Verfahrensgang

VG Stade (Urteil vom 14.06.1990; Aktenzeichen 2 A 83/87)

 

Tenor

Hinsichtlich des Bauvorbescheides wird das Berufungsverfahren eingestellt. Im übrigen wird die Berufung der Klägerin gegen das Urteil des Verwaltungsgerichts Stade – 2. Kammer – vom 14. Juni 1990 zurückgewiesen.

Die Klägerin trägt die Kosten des Berufungsverfahrens. Die außergerichtlichen Kosten der Beigeladenen sind erstattungsfähig.

Die Kostenentscheidung ist vorläufig vollstreckbar. Die Klägerin darf die Vollstreckung durch Sicherheitsleistung in Höhe der Kostenforderung abwenden, wenn nicht der Vollstreckende vorher Sicherheit in gleicher Höhe leistet.

Die Revision wird nicht zugelassen.

 

Tatbestand

I.

Die Klägerin wendet sich als Miteigentümerin des Wohngrundstücks … 4 in … gegen eine der Beigeladenen erteilte Baugenehmigung zur Errichtung eines Putenaufzuchtstalles und fünf Putenmastställen auf den östlich benachbarten Flurstücken 205/1 und 205/2 der Beigeladenen.

Die Ställe stehen im Außenbereich, der Aufzuchtstall in einer Entfernung von etwa 275 m nordöstlich, der nächstgelegene Maststall in einer Entfernung von etwa 315 m südöstlich vom Grundstück der Klägerin. Dieses liegt eingerahmt von kleineren Wohngrundstücken an der Grenze zum Außenbereich. Etwa 90 m westlich davon befinden sich die Gebäude der Hofstelle eines landwirtschaftlichen Betriebes. Im Flächennutzungsplan der Stadt … ist das Grundstück der Klägerin als Dorfgebiet dargestellt. Ein Bebauungsplan besteht nicht.

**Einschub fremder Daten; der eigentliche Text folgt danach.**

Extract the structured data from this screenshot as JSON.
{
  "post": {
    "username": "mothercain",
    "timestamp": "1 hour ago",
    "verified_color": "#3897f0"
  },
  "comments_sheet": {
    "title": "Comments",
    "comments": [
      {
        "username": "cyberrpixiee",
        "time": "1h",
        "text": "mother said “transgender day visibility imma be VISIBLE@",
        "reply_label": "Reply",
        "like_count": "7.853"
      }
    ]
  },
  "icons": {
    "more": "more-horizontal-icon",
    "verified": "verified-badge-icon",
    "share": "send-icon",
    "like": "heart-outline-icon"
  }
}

Das Baugrundstück und die im Norden an der Straße vorhandenen Hofgebäude gehörten früher zu einem landwirtschaftlichen Betrieb, in dem Rinder und Schweine gehalten wurden. Die Beigeladene hat die Hofstelle mit den dazugehörigen landwirtschaftlichen Nutzflächen, die insgesamt etwa 70 ha umfassen, für die Putenaufzucht und -mast erworben. Der Standort der Stallgebäude ist im Flächennutzungsplan als Fläche für die Landwirtschaft dargestellt.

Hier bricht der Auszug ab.